Silk Labs, a startup headed by former Mozilla CTO Andreas Gal, believes the key to unlocking that potential lies in more intuitive experiences. Earlier this year, Silk Labs launched a Kickstarter campaign for its Sense camera. Capable of face and voice recognition, gestures, and deep learning, Sense is an example of how next-generation of IoT devices are shifting away from the traditional ‘smartphone-as-a-hub’ model.

The IoT equation

If you boil down IoT to its components, you’d find it’s equal parts software, cloud services, and hardware.

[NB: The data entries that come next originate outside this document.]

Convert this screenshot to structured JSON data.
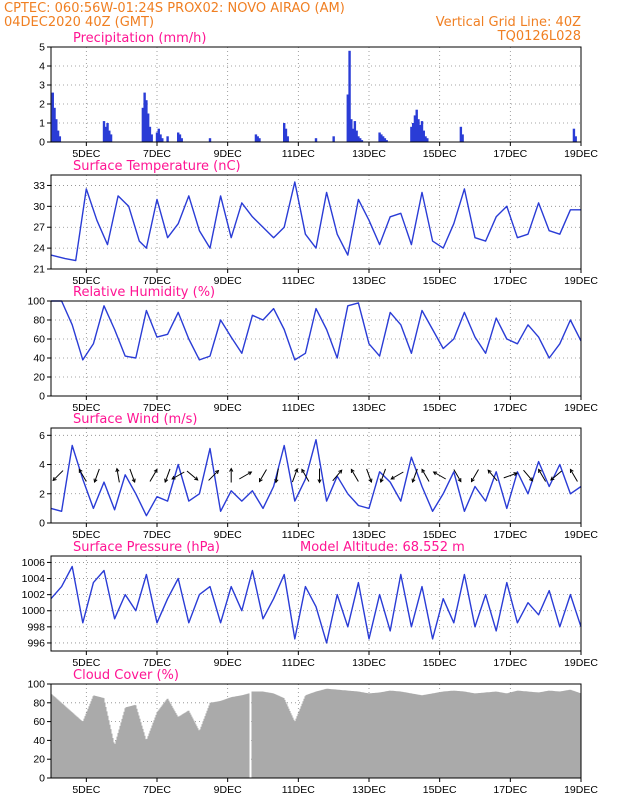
{
  "header": {
    "line1": "CPTEC:   060:56W-01:24S   PROX02: NOVO AIRAO (AM)",
    "line2_left": "04DEC2020 40Z (GMT)",
    "line2_right": "Vertical Grid Line: 40Z",
    "line3_right": "TQ0126L028"
  },
  "colors": {
    "header": "#f07f22",
    "title": "#ff1493",
    "line": "#2a3cd6",
    "bar": "#2a3cd6",
    "cloud": "#aaaaaa"
  },
  "x_ticks": [
    "5DEC",
    "7DEC",
    "9DEC",
    "11DEC",
    "13DEC",
    "15DEC",
    "17DEC",
    "19DEC"
  ],
  "x_range_days": [
    4.0,
    19.0
  ],
  "chart_data": [
    {
      "id": "precip",
      "type": "bar",
      "title": "Precipitation (mm/h)",
      "ylim": [
        0,
        5
      ],
      "yticks": [
        0,
        1,
        2,
        3,
        4,
        5
      ],
      "color": "#2a3cd6",
      "x": [
        4.05,
        4.1,
        4.15,
        4.2,
        4.25,
        5.5,
        5.55,
        5.6,
        5.65,
        5.7,
        6.6,
        6.65,
        6.7,
        6.75,
        6.8,
        6.85,
        7.0,
        7.05,
        7.1,
        7.15,
        7.3,
        7.6,
        7.65,
        7.7,
        8.5,
        9.8,
        9.85,
        9.9,
        10.6,
        10.65,
        10.7,
        11.5,
        12.0,
        12.4,
        12.45,
        12.5,
        12.55,
        12.6,
        12.65,
        12.7,
        12.75,
        12.8,
        13.3,
        13.35,
        13.4,
        13.45,
        13.5,
        14.2,
        14.25,
        14.3,
        14.35,
        14.4,
        14.45,
        14.5,
        14.55,
        14.6,
        14.65,
        15.6,
        15.65,
        18.8,
        18.85
      ],
      "values": [
        2.6,
        1.8,
        1.2,
        0.6,
        0.3,
        1.1,
        0.8,
        1.0,
        0.6,
        0.4,
        1.8,
        2.6,
        2.2,
        1.5,
        0.8,
        0.4,
        0.5,
        0.7,
        0.4,
        0.2,
        0.3,
        0.5,
        0.4,
        0.2,
        0.2,
        0.4,
        0.3,
        0.2,
        1.0,
        0.7,
        0.3,
        0.2,
        0.3,
        2.5,
        4.8,
        1.2,
        0.7,
        1.1,
        0.6,
        0.3,
        0.2,
        0.1,
        0.5,
        0.4,
        0.3,
        0.2,
        0.1,
        0.8,
        1.0,
        1.4,
        1.7,
        1.2,
        0.9,
        1.1,
        0.6,
        0.3,
        0.2,
        0.8,
        0.4,
        0.7,
        0.3
      ]
    },
    {
      "id": "temp",
      "type": "line",
      "title": "Surface Temperature (nC)",
      "ylim": [
        21,
        34.5
      ],
      "yticks": [
        21,
        24,
        27,
        30,
        33
      ],
      "color": "#2a3cd6",
      "x": [
        4.0,
        4.4,
        4.7,
        5.0,
        5.3,
        5.6,
        5.9,
        6.2,
        6.5,
        6.7,
        7.0,
        7.3,
        7.6,
        7.9,
        8.2,
        8.5,
        8.8,
        9.1,
        9.4,
        9.7,
        10.0,
        10.3,
        10.6,
        10.9,
        11.2,
        11.5,
        11.8,
        12.1,
        12.4,
        12.7,
        13.0,
        13.3,
        13.6,
        13.9,
        14.2,
        14.5,
        14.8,
        15.1,
        15.4,
        15.7,
        16.0,
        16.3,
        16.6,
        16.9,
        17.2,
        17.5,
        17.8,
        18.1,
        18.4,
        18.7,
        19.0
      ],
      "values": [
        23.0,
        22.5,
        22.2,
        32.5,
        28.0,
        24.5,
        31.5,
        30.0,
        25.0,
        24.0,
        31.0,
        25.5,
        27.5,
        31.5,
        26.5,
        24.0,
        31.5,
        25.5,
        30.5,
        28.5,
        27.0,
        25.5,
        27.0,
        33.5,
        26.0,
        24.0,
        32.0,
        26.0,
        23.0,
        31.0,
        28.0,
        24.5,
        28.5,
        29.0,
        24.5,
        32.0,
        25.0,
        24.0,
        27.5,
        32.5,
        25.5,
        25.0,
        28.5,
        30.0,
        25.5,
        26.0,
        30.5,
        26.5,
        26.0,
        29.5,
        29.5
      ]
    },
    {
      "id": "rh",
      "type": "line",
      "title": "Relative Humidity (%)",
      "ylim": [
        0,
        100
      ],
      "yticks": [
        0,
        20,
        40,
        60,
        80,
        100
      ],
      "color": "#2a3cd6",
      "x": [
        4.0,
        4.3,
        4.6,
        4.9,
        5.2,
        5.5,
        5.8,
        6.1,
        6.4,
        6.7,
        7.0,
        7.3,
        7.6,
        7.9,
        8.2,
        8.5,
        8.8,
        9.1,
        9.4,
        9.7,
        10.0,
        10.3,
        10.6,
        10.9,
        11.2,
        11.5,
        11.8,
        12.1,
        12.4,
        12.7,
        13.0,
        13.3,
        13.6,
        13.9,
        14.2,
        14.5,
        14.8,
        15.1,
        15.4,
        15.7,
        16.0,
        16.3,
        16.6,
        16.9,
        17.2,
        17.5,
        17.8,
        18.1,
        18.4,
        18.7,
        19.0
      ],
      "values": [
        100,
        100,
        75,
        38,
        55,
        95,
        70,
        42,
        40,
        90,
        62,
        65,
        88,
        60,
        38,
        42,
        80,
        62,
        45,
        85,
        80,
        92,
        70,
        38,
        45,
        92,
        70,
        40,
        95,
        98,
        55,
        42,
        88,
        75,
        45,
        90,
        70,
        50,
        60,
        88,
        62,
        45,
        82,
        60,
        55,
        75,
        62,
        40,
        55,
        80,
        58
      ]
    },
    {
      "id": "wind",
      "type": "line",
      "title": "Surface Wind (m/s)",
      "ylim": [
        0,
        6.5
      ],
      "yticks": [
        0,
        2,
        4,
        6
      ],
      "color": "#2a3cd6",
      "x": [
        4.0,
        4.3,
        4.6,
        4.9,
        5.2,
        5.5,
        5.8,
        6.1,
        6.4,
        6.7,
        7.0,
        7.3,
        7.6,
        7.9,
        8.2,
        8.5,
        8.8,
        9.1,
        9.4,
        9.7,
        10.0,
        10.3,
        10.6,
        10.9,
        11.2,
        11.5,
        11.8,
        12.1,
        12.4,
        12.7,
        13.0,
        13.3,
        13.6,
        13.9,
        14.2,
        14.5,
        14.8,
        15.1,
        15.4,
        15.7,
        16.0,
        16.3,
        16.6,
        16.9,
        17.2,
        17.5,
        17.8,
        18.1,
        18.4,
        18.7,
        19.0
      ],
      "values": [
        1.0,
        0.8,
        5.3,
        3.0,
        1.0,
        2.8,
        0.9,
        3.3,
        2.0,
        0.5,
        1.8,
        1.5,
        4.0,
        1.5,
        2.0,
        5.1,
        0.8,
        2.2,
        1.5,
        2.2,
        1.0,
        2.5,
        5.3,
        1.5,
        3.0,
        5.7,
        1.5,
        3.2,
        2.0,
        1.2,
        1.0,
        3.5,
        2.8,
        1.5,
        4.5,
        2.5,
        0.8,
        2.0,
        3.5,
        0.8,
        2.5,
        1.5,
        3.5,
        1.0,
        3.5,
        2.0,
        4.2,
        2.5,
        4.0,
        2.0,
        2.5
      ],
      "arrows_x": [
        4.2,
        4.9,
        5.3,
        5.9,
        6.3,
        6.9,
        7.3,
        7.6,
        8.0,
        8.6,
        9.1,
        9.5,
        10.0,
        10.4,
        10.9,
        11.2,
        11.6,
        12.1,
        12.6,
        13.0,
        13.4,
        13.8,
        14.3,
        14.6,
        15.0,
        15.5,
        16.0,
        16.5,
        17.0,
        17.5,
        17.9,
        18.3,
        18.8
      ],
      "arrows_dir": [
        225,
        330,
        200,
        350,
        160,
        30,
        200,
        240,
        130,
        45,
        0,
        60,
        210,
        190,
        20,
        330,
        180,
        40,
        330,
        160,
        200,
        240,
        200,
        330,
        300,
        150,
        210,
        320,
        70,
        140,
        330,
        230,
        330
      ]
    },
    {
      "id": "pressure",
      "type": "line",
      "title": "Surface Pressure (hPa)",
      "annotation": "Model Altitude: 68.552 m",
      "ylim": [
        995,
        1006.8
      ],
      "yticks": [
        996,
        998,
        1000,
        1002,
        1004,
        1006
      ],
      "color": "#2a3cd6",
      "x": [
        4.0,
        4.3,
        4.6,
        4.9,
        5.2,
        5.5,
        5.8,
        6.1,
        6.4,
        6.7,
        7.0,
        7.3,
        7.6,
        7.9,
        8.2,
        8.5,
        8.8,
        9.1,
        9.4,
        9.7,
        10.0,
        10.3,
        10.6,
        10.9,
        11.2,
        11.5,
        11.8,
        12.1,
        12.4,
        12.7,
        13.0,
        13.3,
        13.6,
        13.9,
        14.2,
        14.5,
        14.8,
        15.1,
        15.4,
        15.7,
        16.0,
        16.3,
        16.6,
        16.9,
        17.2,
        17.5,
        17.8,
        18.1,
        18.4,
        18.7,
        19.0
      ],
      "values": [
        1001.5,
        1003.0,
        1005.5,
        998.5,
        1003.5,
        1005.0,
        999.0,
        1002.0,
        1000.0,
        1004.5,
        998.5,
        1001.5,
        1004.0,
        998.5,
        1002.0,
        1003.0,
        998.5,
        1003.0,
        1000.0,
        1005.0,
        999.0,
        1001.5,
        1004.5,
        996.5,
        1003.0,
        1000.5,
        996.0,
        1002.0,
        998.0,
        1003.5,
        996.5,
        1002.0,
        997.5,
        1004.5,
        998.0,
        1003.0,
        996.5,
        1001.5,
        998.5,
        1004.5,
        998.0,
        1002.0,
        997.5,
        1003.5,
        998.5,
        1001.0,
        999.5,
        1002.5,
        998.0,
        1002.0,
        998.0
      ]
    },
    {
      "id": "cloud",
      "type": "area",
      "title": "Cloud Cover (%)",
      "ylim": [
        0,
        100
      ],
      "yticks": [
        0,
        20,
        40,
        60,
        80,
        100
      ],
      "color": "#aaaaaa",
      "x": [
        4.0,
        4.3,
        4.6,
        4.9,
        5.2,
        5.5,
        5.8,
        6.1,
        6.4,
        6.7,
        7.0,
        7.3,
        7.6,
        7.9,
        8.2,
        8.5,
        8.8,
        9.1,
        9.4,
        9.6,
        9.65,
        9.7,
        10.0,
        10.3,
        10.6,
        10.9,
        11.2,
        11.5,
        11.8,
        12.1,
        12.4,
        12.7,
        13.0,
        13.3,
        13.6,
        13.9,
        14.2,
        14.5,
        14.8,
        15.1,
        15.4,
        15.7,
        16.0,
        16.3,
        16.6,
        16.9,
        17.2,
        17.5,
        17.8,
        18.1,
        18.4,
        18.7,
        19.0
      ],
      "values": [
        90,
        80,
        70,
        60,
        88,
        85,
        35,
        75,
        78,
        40,
        70,
        85,
        65,
        72,
        50,
        80,
        82,
        86,
        88,
        90,
        0,
        92,
        92,
        90,
        85,
        60,
        88,
        92,
        95,
        94,
        93,
        92,
        90,
        91,
        93,
        92,
        90,
        88,
        90,
        92,
        93,
        92,
        90,
        91,
        92,
        90,
        93,
        92,
        91,
        93,
        92,
        94,
        90
      ]
    }
  ]
}
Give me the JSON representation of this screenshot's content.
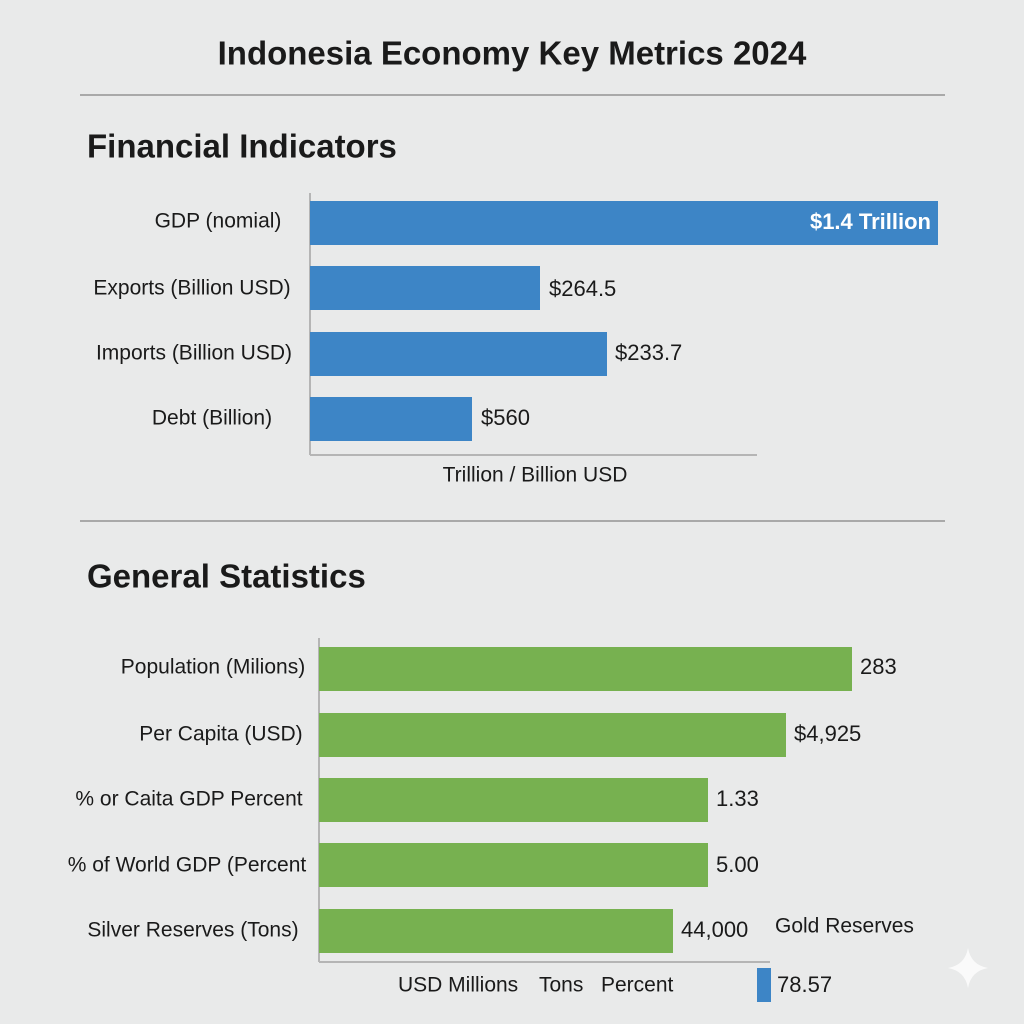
{
  "title": "Indonesia Economy Key Metrics 2024",
  "financial": {
    "heading": "Financial Indicators",
    "rows": [
      {
        "label": "GDP (nomial)",
        "value": "$1.4 Trillion"
      },
      {
        "label": "Exports (Billion USD)",
        "value": "$264.5"
      },
      {
        "label": "Imports (Billion USD)",
        "value": "$233.7"
      },
      {
        "label": "Debt (Billion)",
        "value": "$560"
      }
    ],
    "axis_label": "Trillion / Billion USD"
  },
  "general": {
    "heading": "General Statistics",
    "rows": [
      {
        "label": "Population (Milions)",
        "value": "283"
      },
      {
        "label": "Per Capita (USD)",
        "value": "$4,925"
      },
      {
        "label": "% or Caita GDP Percent",
        "value": "1.33"
      },
      {
        "label": "% of World GDP (Percent",
        "value": "5.00"
      },
      {
        "label": "Silver Reserves (Tons)",
        "value": "44,000"
      }
    ],
    "axis_labels": [
      "USD Millions",
      "Tons",
      "Percent"
    ]
  },
  "gold": {
    "label": "Gold Reserves",
    "value": "78.57"
  }
}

And while Silk Labs has cloud computing and software covered, the hardware for Sense is none other than the Qualcomm Snapdragon 650 IP camera reference design and development platform.

Built around the Snapdragon 650 processor, this platform was designed for the next generation of smart cameras. With features such as analytics, advanced imaging, and 64-bit processing, the Snapdragon 650 IP enables Sense to learn from its environment. The camera is engineered to recognize friends, family (and even pets) not only by their faces, but also by their voices. When the camera detects an unknown guest, its app asks owners to identify that guest. Integrating your devices with Bluetooth also means it can tell who’s at home by communicating with other smart devices.

Facial recognition in security cameras isn’t exactly new. The difference is that with Snapdragon 650 IP’s advanced analytics capabilities, Sense can intelligently discern how to use the information it collects. Instead of alerting owners of every visitor, Sense sends notifications to users or video to the cloud only for guests it does not recognize, odd sounds, or unusual motions.

Thinking outside the cloud

The term “smart” devices can be deceiving—the fact that a device can access the Internet doesn’t mean it’s harnessing that connectivity intelligently.

Powered by a 64-bit hexa-core CPU, Sense runs applications locally. Unlike other connected devices that operate completely on the cloud, local computing enables greater privacy through end-to-end encryption. Additionally, only users can decrypt and view video streams, while keys are shared securely based on proximity data via Bluetooth.

That being said, the Snapdragon 650 IP provides comprehensive connectivity through the X8 LTE modem and 802.11a/b/h/n/ac Wi-Fi, as well as other options such as GPS, Ethernet, and Bluetooth.

The Sense camera is expected to be available later this year—but in the meantime, anyone eager to build the next generation of IoT devices has plenty of resources to get started.